High school student forced to take off Black Lives Matter mask at graduation ceremony, family says
A Black student was forced to take off his Black Lives Matter face mask in order to graduate, his family says.
Dean Holmes, a student at York Catholic High School in York, Pennsylvania, put on a Black Lives Matter mask under his face shield at his July 28 graduation ceremony.
As students lined up before the ceremony started, the school’s principal pulled him away in front of other students and told him to take off the mask, Holmes told CNN.
Holmes had previously been told by another school official to take the mask off, so he eventually relented for fear to not being able to walk across the stage, he said.
“I was so mad. I was shaking during the graduation, tapping my leg on edge…when it was over, I couldn’t believe it,” said Holmes.
York Catholic had opted to give every student a face shield instead of a mask for the ceremony.
Holmes’s father, John, took to Facebook on Saturday saying that the school stifled his freedom of expression and jeopardized his health.
” … the capricious action taken against my son demonstrates that York Catholic High School has miles to go before they can put the ugliness of unconscious bias and racism to sleep. As a parent I will not stand for my son being humiliated publicly, having his basic human dignity crushed on what should have been one of the happiest days of his young life,” he wrote in the post.
Both he and his wife were also wearing Black Lives Matter masks during the ceremony, he told CNN.

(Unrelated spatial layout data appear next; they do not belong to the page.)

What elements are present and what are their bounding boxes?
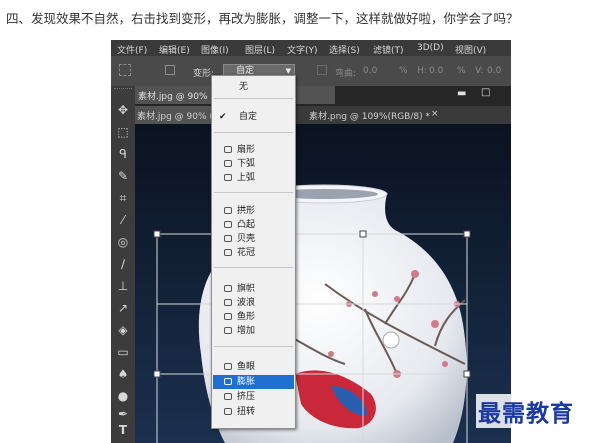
watermark-logo: 最需教育 [476,394,576,428]
brush-tool-icon[interactable]: ∕ [111,256,135,272]
bend-label: 弯曲: [335,69,357,79]
menu-file[interactable]: 文件(F) [117,43,147,56]
menu-divider [214,98,293,99]
orientation-icon[interactable] [317,65,327,75]
fish-icon [224,313,232,320]
arc-upper-icon [224,174,232,181]
h-label: H: [417,66,427,76]
tutorial-caption: 四、发现效果不自然，右击找到变形，再改为膨胀，调整一下，这样就做好啦，你学会了吗… [6,11,519,26]
tab-jpg[interactable]: 素材.jpg @ 90% ( [137,109,213,122]
warp-option-rise[interactable]: 增加 [213,324,294,338]
close-icon[interactable]: × [431,109,439,119]
arc-icon [224,146,232,153]
menu-view[interactable]: 视图(V) [455,43,486,56]
warp-option-arc-lower[interactable]: 下弧 [213,157,294,171]
warp-option-fish[interactable]: 鱼形 [213,310,294,324]
warp-style-dropdown: 无 ✔ 自定 扇形 下弧 上弧 拱形 凸起 贝壳 花冠 旗帜 波浪 鱼形 增加 … [211,75,296,429]
document-tabs: 素材.jpg @ 90% ( 素材.png @ 109%(RGB/8) * × [135,106,511,124]
document-area: 素材.jpg @ 90% ▬ □ 素材.jpg @ 90% ( 素材.png @… [135,86,511,443]
image-canvas[interactable] [135,124,511,443]
type-tool-icon[interactable]: T [111,422,135,438]
warp-option-bulge[interactable]: 凸起 [213,218,294,232]
warp-option-squeeze[interactable]: 挤压 [213,390,294,404]
transform-tool-icon[interactable] [119,64,131,76]
menu-type[interactable]: 文字(Y) [287,43,318,56]
photoshop-screenshot: 文件(F) 编辑(E) 图像(I) 图层(L) 文字(Y) 选择(S) 滤镜(T… [111,40,511,443]
marquee-tool-icon[interactable]: ⬚ [111,124,135,140]
menu-image[interactable]: 图像(I) [201,43,229,56]
menu-layer[interactable]: 图层(L) [245,43,275,56]
wave-icon [224,299,232,306]
panel-grip[interactable] [114,88,132,95]
crop-tool-icon[interactable]: ⌗ [111,190,135,206]
v-field[interactable]: 0.0 [487,66,501,76]
warp-option-inflate[interactable]: 膨胀 [213,375,294,389]
menu-divider [214,267,293,268]
inflate-icon [224,378,232,385]
flower-icon [224,249,232,256]
white-blossom [382,331,400,349]
dodge-tool-icon[interactable]: ● [111,388,135,404]
arch-icon [224,207,232,214]
tab-png[interactable]: 素材.png @ 109%(RGB/8) * [309,109,430,122]
warp-option-twist[interactable]: 扭转 [213,405,294,419]
gradient-tool-icon[interactable]: ▭ [111,344,135,360]
menu-edit[interactable]: 编辑(E) [159,43,190,56]
history-brush-tool-icon[interactable]: ↗ [111,300,135,316]
stamp-tool-icon[interactable]: ⊥ [111,278,135,294]
shell-icon [224,235,232,242]
blur-tool-icon[interactable]: ♠ [111,366,135,382]
menu-filter[interactable]: 滤镜(T) [373,43,404,56]
warp-option-arc[interactable]: 扇形 [213,143,294,157]
eraser-tool-icon[interactable]: ◈ [111,322,135,338]
eyedropper-tool-icon[interactable]: ⁄ [111,212,135,228]
squeeze-icon [224,393,232,400]
h-field[interactable]: 0.0 [429,66,443,76]
checkmark-icon: ✔ [219,112,227,122]
warp-option-none[interactable]: 无 [213,80,294,94]
rise-icon [224,327,232,334]
pen-tool-icon[interactable]: ✒ [111,406,135,422]
warp-option-flower[interactable]: 花冠 [213,246,294,260]
v-label: V: [475,66,484,76]
flag-icon [224,285,232,292]
warp-option-arc-upper[interactable]: 上弧 [213,171,294,185]
menu-divider [214,132,293,133]
h-percent: % [457,66,466,76]
minimize-icon[interactable]: ▬ [457,88,466,99]
toggle-warp-icon[interactable] [165,65,175,75]
warp-option-fisheye[interactable]: 鱼眼 [213,360,294,374]
warp-option-flag[interactable]: 旗帜 [213,282,294,296]
move-tool-icon[interactable]: ✥ [111,102,135,118]
warp-option-arch[interactable]: 拱形 [213,204,294,218]
menu-select[interactable]: 选择(S) [329,43,360,56]
bulge-icon [224,221,232,228]
warp-option-shell[interactable]: 贝壳 [213,232,294,246]
menu-bar: 文件(F) 编辑(E) 图像(I) 图层(L) 文字(Y) 选择(S) 滤镜(T… [111,40,511,56]
healing-tool-icon[interactable]: ◎ [111,234,135,250]
lasso-tool-icon[interactable]: ᑫ [111,146,135,162]
arc-lower-icon [224,160,232,167]
twist-icon [224,408,232,415]
bend-percent: % [399,66,408,76]
fisheye-icon [224,363,232,370]
menu-3d[interactable]: 3D(D) [417,43,444,53]
warp-option-wave[interactable]: 波浪 [213,296,294,310]
options-bar: 变形: 自定 ▼ 弯曲: 0.0 % H: 0.0 % V: 0.0 [111,56,511,87]
warp-option-custom[interactable]: ✔ 自定 [213,110,294,124]
vase-artwork [153,184,471,443]
tools-panel: ✥ ⬚ ᑫ ✎ ⌗ ⁄ ◎ ∕ ⊥ ↗ ◈ ▭ ♠ ● ✒ T [111,86,136,443]
menu-divider [214,192,293,193]
menu-divider [214,346,293,347]
bend-field[interactable]: 0.0 [363,66,377,76]
quick-select-tool-icon[interactable]: ✎ [111,168,135,184]
floating-window-title: 素材.jpg @ 90% [138,92,208,102]
restore-icon[interactable]: □ [481,87,490,98]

No masks with messages for graduation, school said
In a statement August 2, Arthur Full, chairman of the York Catholic School Board, said it was standard “decorum” for students to not wear any messages and that any graduate would have been asked to remove it.
Two other students previously asked and were given permission to wear a solid color mask under the face shield, unlike Dean, Full explained.

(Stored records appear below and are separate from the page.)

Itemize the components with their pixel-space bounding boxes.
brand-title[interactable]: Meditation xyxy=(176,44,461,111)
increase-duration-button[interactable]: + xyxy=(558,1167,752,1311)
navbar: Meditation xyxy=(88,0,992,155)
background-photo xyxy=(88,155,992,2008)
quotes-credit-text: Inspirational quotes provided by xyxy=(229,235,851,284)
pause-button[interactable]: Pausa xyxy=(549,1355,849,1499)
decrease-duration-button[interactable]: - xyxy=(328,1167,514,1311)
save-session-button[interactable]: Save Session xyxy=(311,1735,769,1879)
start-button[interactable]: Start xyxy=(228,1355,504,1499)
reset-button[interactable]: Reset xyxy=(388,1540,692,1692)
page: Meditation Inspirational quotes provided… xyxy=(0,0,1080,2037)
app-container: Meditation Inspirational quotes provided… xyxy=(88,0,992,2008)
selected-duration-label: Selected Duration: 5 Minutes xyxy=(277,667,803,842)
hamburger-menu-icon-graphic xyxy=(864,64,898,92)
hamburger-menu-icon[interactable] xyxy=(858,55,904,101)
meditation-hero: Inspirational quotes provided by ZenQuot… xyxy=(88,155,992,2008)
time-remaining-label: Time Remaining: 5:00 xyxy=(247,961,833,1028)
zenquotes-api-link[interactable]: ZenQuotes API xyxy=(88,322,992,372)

“We wish to re-emphasize that York Catholic believes in the dignity of all human persons, and the equal treatment of all people. We encourage our students, faculty, and alumni to engage in personal conversation, continue to listen with open hearts, always strive for better understanding, and grow as a supportive community of love and respect,” the statement continued.
Family says school didn’t say no masks with messages
They were not told beforehand that masks with messages would be disallowed at the ceremony, the family said.

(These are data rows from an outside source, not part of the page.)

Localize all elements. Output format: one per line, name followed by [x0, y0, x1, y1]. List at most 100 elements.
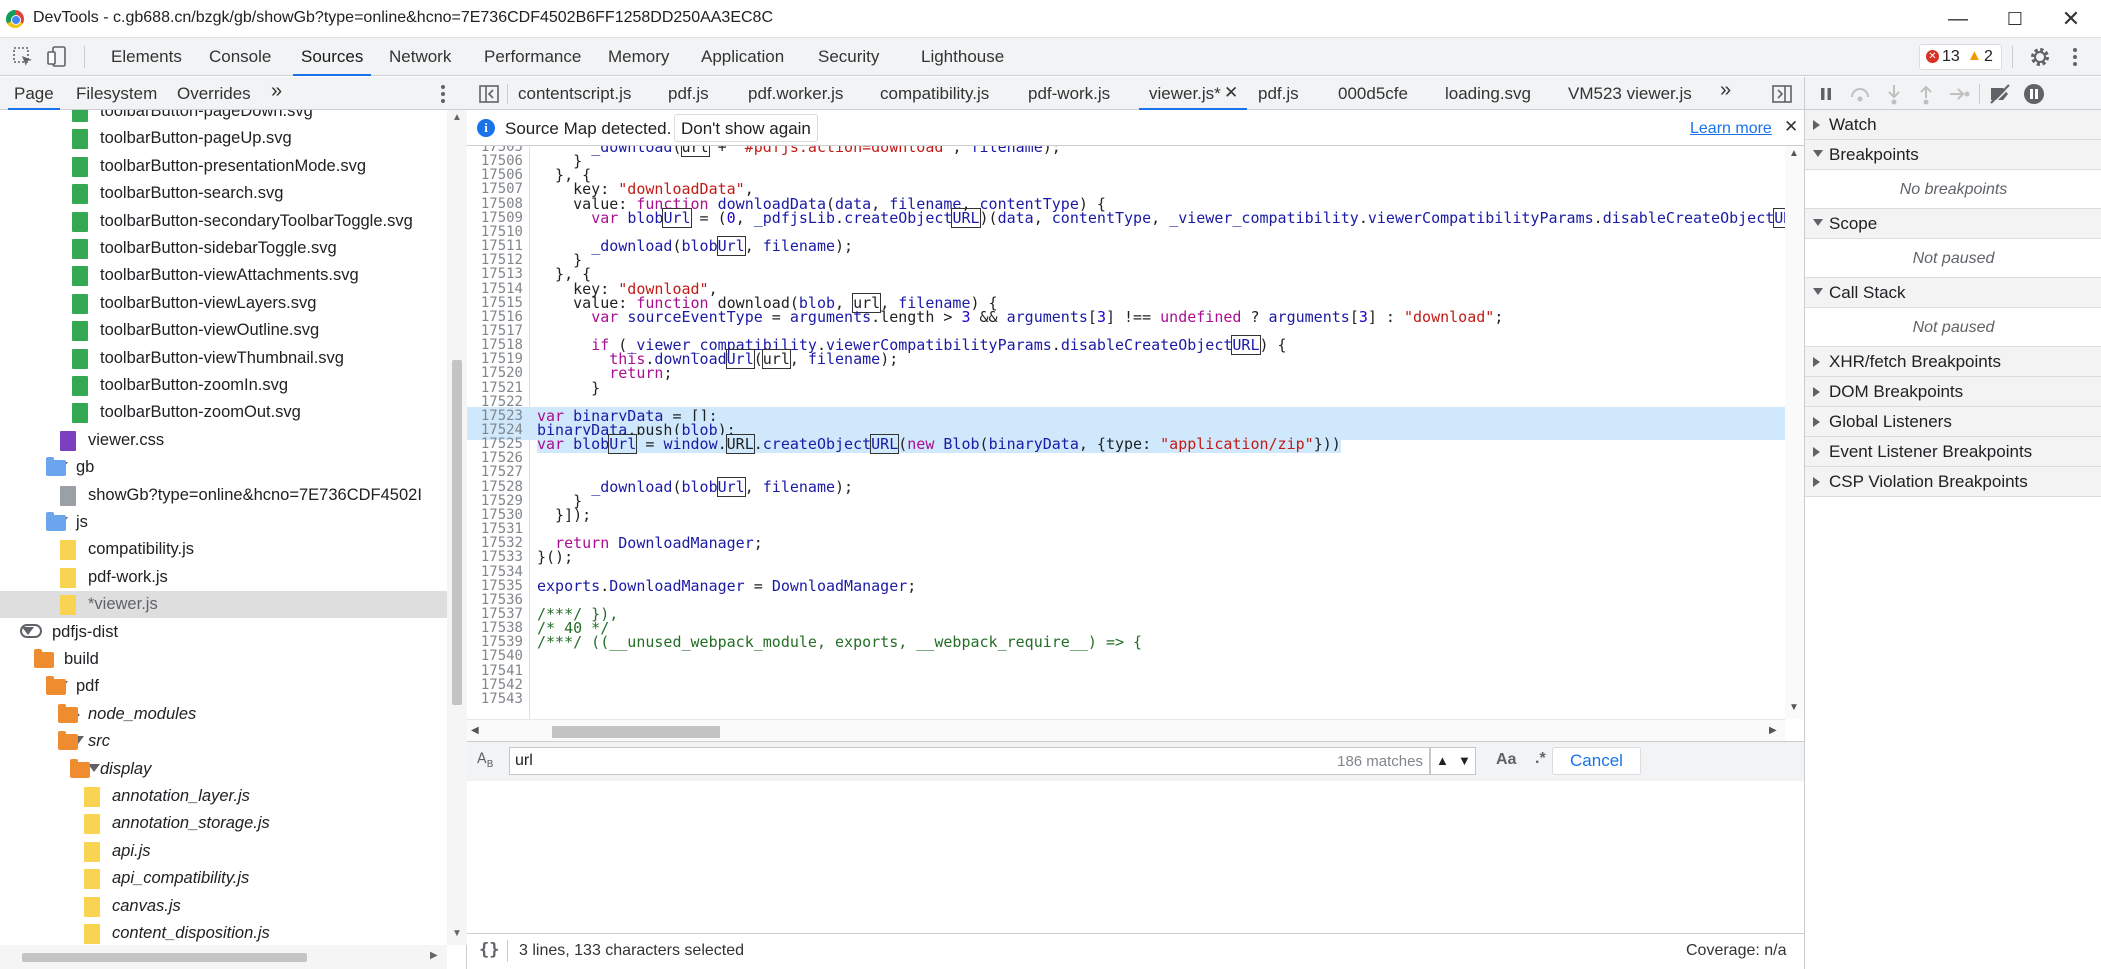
- minimize-icon[interactable]: —: [1943, 6, 1973, 32]
- navigator-vertical-scrollbar[interactable]: ▲ ▼: [447, 110, 467, 945]
- tree-folder[interactable]: node_modules: [0, 701, 447, 728]
- tree-file[interactable]: toolbarButton-pageUp.svg: [0, 125, 447, 152]
- tree-folder[interactable]: pdf: [0, 673, 447, 700]
- navigator-menu-icon[interactable]: [438, 83, 448, 105]
- line-number[interactable]: 17543: [467, 691, 523, 707]
- file-tab-viewer[interactable]: viewer.js*: [1139, 84, 1247, 110]
- tree-folder[interactable]: display: [0, 756, 447, 783]
- more-vertical-icon[interactable]: [2070, 45, 2080, 69]
- tree-file[interactable]: canvas.js: [0, 893, 447, 920]
- section-breakpoints[interactable]: Breakpoints: [1805, 140, 2101, 170]
- tree-file[interactable]: toolbarButton-zoomOut.svg: [0, 399, 447, 426]
- more-tabs-icon[interactable]: »: [271, 80, 282, 103]
- section-watch[interactable]: Watch: [1805, 110, 2101, 140]
- section-xhr-fetch-breakpoints[interactable]: XHR/fetch Breakpoints: [1805, 347, 2101, 377]
- tree-folder[interactable]: js: [0, 509, 447, 536]
- cancel-search-button[interactable]: Cancel: [1552, 747, 1641, 775]
- tab-performance[interactable]: Performance: [484, 47, 581, 67]
- tree-folder[interactable]: pdfjs-dist: [0, 619, 447, 646]
- tree-folder[interactable]: build: [0, 646, 447, 673]
- tree-file[interactable]: api_compatibility.js: [0, 865, 447, 892]
- tab-elements[interactable]: Elements: [111, 47, 182, 67]
- tab-lighthouse[interactable]: Lighthouse: [921, 47, 1004, 67]
- tab-network[interactable]: Network: [389, 47, 451, 67]
- tree-file[interactable]: showGb?type=online&hcno=7E736CDF4502I: [0, 482, 447, 509]
- tab-application[interactable]: Application: [701, 47, 784, 67]
- pretty-print-button[interactable]: {}: [479, 940, 499, 960]
- pause-on-exceptions-icon[interactable]: [2023, 83, 2045, 105]
- tree-folder[interactable]: gb: [0, 454, 447, 481]
- close-infobar-icon[interactable]: ✕: [1784, 117, 1798, 137]
- navigator-horizontal-scrollbar[interactable]: ▶: [0, 945, 447, 969]
- tab-security[interactable]: Security: [818, 47, 879, 67]
- tree-file[interactable]: toolbarButton-pageDown.svg: [0, 110, 447, 125]
- maximize-icon[interactable]: ☐: [2000, 6, 2030, 32]
- tab-page[interactable]: Page: [8, 84, 60, 110]
- regex-button[interactable]: .*: [1535, 750, 1546, 768]
- section-csp-violation-breakpoints[interactable]: CSP Violation Breakpoints: [1805, 467, 2101, 497]
- section-call-stack[interactable]: Call Stack: [1805, 278, 2101, 308]
- toggle-navigator-icon[interactable]: [479, 85, 499, 103]
- file-tab-pdf-2[interactable]: pdf.js: [1258, 84, 1299, 104]
- dont-show-again-button[interactable]: Don't show again: [674, 114, 818, 142]
- tree-file[interactable]: annotation_storage.js: [0, 810, 447, 837]
- tree-file[interactable]: annotation_layer.js: [0, 783, 447, 810]
- deactivate-breakpoints-icon[interactable]: [1988, 83, 2012, 105]
- search-input-box[interactable]: url 186 matches: [509, 747, 1430, 775]
- file-tab-contentscript[interactable]: contentscript.js: [518, 84, 631, 104]
- device-toolbar-icon[interactable]: [46, 45, 68, 69]
- tree-file[interactable]: toolbarButton-viewLayers.svg: [0, 290, 447, 317]
- tree-file[interactable]: pdf-work.js: [0, 564, 447, 591]
- code-line[interactable]: 17543: [467, 690, 1785, 709]
- tree-file[interactable]: *viewer.js: [0, 591, 447, 619]
- file-tab-loading-svg[interactable]: loading.svg: [1445, 84, 1531, 104]
- tree-file[interactable]: content_disposition.js: [0, 920, 447, 945]
- replace-toggle-icon[interactable]: AB: [477, 751, 493, 770]
- tree-file[interactable]: toolbarButton-viewAttachments.svg: [0, 262, 447, 289]
- code-hscroll-thumb[interactable]: [552, 726, 720, 738]
- next-match-icon[interactable]: ▼: [1458, 753, 1471, 768]
- learn-more-link[interactable]: Learn more: [1690, 120, 1772, 138]
- section-dom-breakpoints[interactable]: DOM Breakpoints: [1805, 377, 2101, 407]
- file-tab-vm523-viewer[interactable]: VM523 viewer.js: [1568, 84, 1692, 104]
- section-event-listener-breakpoints[interactable]: Event Listener Breakpoints: [1805, 437, 2101, 467]
- tree-file[interactable]: compatibility.js: [0, 536, 447, 563]
- file-tab-pdf[interactable]: pdf.js: [668, 84, 709, 104]
- code-view[interactable]: 17505 _download(url + "#pdfjs.action=dow…: [467, 146, 1785, 719]
- step-over-icon[interactable]: [1849, 85, 1871, 103]
- match-case-button[interactable]: Aa: [1496, 751, 1516, 769]
- pause-script-icon[interactable]: [1818, 86, 1834, 102]
- tab-filesystem[interactable]: Filesystem: [76, 84, 157, 104]
- section-global-listeners[interactable]: Global Listeners: [1805, 407, 2101, 437]
- inspect-element-icon[interactable]: [12, 46, 34, 68]
- tree-file[interactable]: toolbarButton-zoomIn.svg: [0, 372, 447, 399]
- previous-match-icon[interactable]: ▲: [1436, 753, 1449, 768]
- more-file-tabs-icon[interactable]: »: [1720, 79, 1731, 102]
- tree-file[interactable]: toolbarButton-viewOutline.svg: [0, 317, 447, 344]
- code-vertical-scrollbar[interactable]: ▲ ▼: [1785, 146, 1804, 788]
- step-out-icon[interactable]: [1917, 83, 1935, 105]
- tab-memory[interactable]: Memory: [608, 47, 669, 67]
- file-tab-pdf-worker[interactable]: pdf.worker.js: [748, 84, 843, 104]
- tree-file[interactable]: api.js: [0, 838, 447, 865]
- tab-console[interactable]: Console: [209, 47, 271, 67]
- tree-folder[interactable]: src: [0, 728, 447, 755]
- step-into-icon[interactable]: [1885, 83, 1903, 105]
- toggle-debugger-icon[interactable]: [1772, 85, 1792, 103]
- file-tab-compatibility[interactable]: compatibility.js: [880, 84, 989, 104]
- step-icon[interactable]: [1948, 85, 1970, 103]
- code-horizontal-scrollbar[interactable]: ◀ ▶: [467, 719, 1785, 741]
- gear-icon[interactable]: [2028, 45, 2052, 69]
- tree-file[interactable]: toolbarButton-secondaryToolbarToggle.svg: [0, 208, 447, 235]
- file-tab-000d5cfe[interactable]: 000d5cfe: [1338, 84, 1408, 104]
- search-input[interactable]: url: [515, 752, 533, 770]
- tab-sources[interactable]: Sources: [292, 47, 372, 76]
- tree-file[interactable]: viewer.css: [0, 427, 447, 454]
- tree-file[interactable]: toolbarButton-search.svg: [0, 180, 447, 207]
- tab-overrides[interactable]: Overrides: [177, 84, 251, 104]
- section-scope[interactable]: Scope: [1805, 209, 2101, 239]
- close-tab-icon[interactable]: ✕: [1224, 83, 1238, 103]
- tree-file[interactable]: toolbarButton-presentationMode.svg: [0, 153, 447, 180]
- issues-counter[interactable]: ✕ 13 ▲ 2: [1919, 44, 2002, 70]
- tree-file[interactable]: toolbarButton-viewThumbnail.svg: [0, 345, 447, 372]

They also dispute several assertions in the school statement. According to the family, Dean had his mask on throughout the day and did not just put it on right before the ceremony, as the school said. Also, Dean was publicly told to take off the mask, not privately, as the school statement notes. The family also says Dean didn’t have his temperature taken prior to the ceremony, despite the school saying he did.
The school declined to comment further beyond its original statement.
“The high school experience has been one thing after the other. He’s had so many experiences that have really tried to belittle him and knock him down,” said the father.
Going forward, Dean said he hopes to channel the graduation experience in his future studies at New York University in the fall. The incoming economics major said he will join NYU’s Black Student Union and hopes that he will be able to link his experience to a class he will take this fall entitled “Cultures and Contexts: African Diaspora.”
“Black Lives Matter is a statement that my life matters,” Dean said. “It has nothing to do with politics, it’s just a basic human rights issue.”